Towards the end of the season our coach decided to work in a couple trick plays. One play involved some yelling from the sideline that we were using the wrong football, which would result in the center handing the quarterback the football (a legal exchange), the quarterback running toward the sideline as though he were going to trade the football. Just before getting to the coach on the sideline, the quarterback would run up field for what would hopefully be a touchdown and a win.
It didn’t work. The referees said the coach couldn’t yell that from the sideline. But the premise was true: confusion breeds chaos.
If we could get the other team questioning what they knew to be reality, then we could take advantage of the moment and surprise them.
In leadership, the principle applies as well. If the people we lead are unclear as to next steps, or even what we are trying to do, the result is chaos.

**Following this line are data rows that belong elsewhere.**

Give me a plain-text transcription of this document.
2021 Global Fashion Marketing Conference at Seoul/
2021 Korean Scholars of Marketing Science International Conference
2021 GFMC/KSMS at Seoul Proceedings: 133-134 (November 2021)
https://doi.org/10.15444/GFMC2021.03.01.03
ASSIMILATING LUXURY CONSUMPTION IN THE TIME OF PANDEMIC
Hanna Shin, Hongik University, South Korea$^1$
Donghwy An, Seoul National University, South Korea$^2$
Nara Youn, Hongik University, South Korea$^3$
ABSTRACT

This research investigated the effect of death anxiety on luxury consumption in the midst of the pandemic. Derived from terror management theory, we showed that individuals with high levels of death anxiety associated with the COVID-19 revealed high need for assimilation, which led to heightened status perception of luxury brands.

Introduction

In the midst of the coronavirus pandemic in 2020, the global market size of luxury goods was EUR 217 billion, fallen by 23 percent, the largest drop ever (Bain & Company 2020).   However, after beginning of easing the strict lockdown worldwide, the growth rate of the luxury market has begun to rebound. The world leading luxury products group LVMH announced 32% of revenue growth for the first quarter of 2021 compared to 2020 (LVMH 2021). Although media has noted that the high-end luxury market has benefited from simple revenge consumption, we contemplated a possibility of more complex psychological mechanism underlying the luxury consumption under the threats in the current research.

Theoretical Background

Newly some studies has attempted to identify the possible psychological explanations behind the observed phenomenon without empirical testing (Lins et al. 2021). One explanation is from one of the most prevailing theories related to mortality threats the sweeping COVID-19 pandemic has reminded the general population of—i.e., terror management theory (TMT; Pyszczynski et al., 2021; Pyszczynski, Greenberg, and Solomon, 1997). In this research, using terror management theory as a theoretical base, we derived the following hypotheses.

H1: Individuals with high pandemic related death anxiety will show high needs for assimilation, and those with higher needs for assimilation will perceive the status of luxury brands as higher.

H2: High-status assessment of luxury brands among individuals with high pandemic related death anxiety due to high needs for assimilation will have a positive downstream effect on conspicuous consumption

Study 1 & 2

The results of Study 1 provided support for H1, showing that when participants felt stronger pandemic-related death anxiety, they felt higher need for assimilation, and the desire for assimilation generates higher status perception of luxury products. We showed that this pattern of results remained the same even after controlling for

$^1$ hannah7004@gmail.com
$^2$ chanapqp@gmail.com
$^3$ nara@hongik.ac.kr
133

As a minister, if the adults who volunteer in my ministry don’t understand the long term goal and vision I set, then we have a team of volunteers who set their own long term goal and vision.
If student leaders don’t understand their role, then they set their own guidelines.
This isn’t master level manipulating. This is learning to sail the ship and getting everyone moving in the same direction.
What part of your leadership is suffering due to confusion? What steps can you take to add some clarity this week?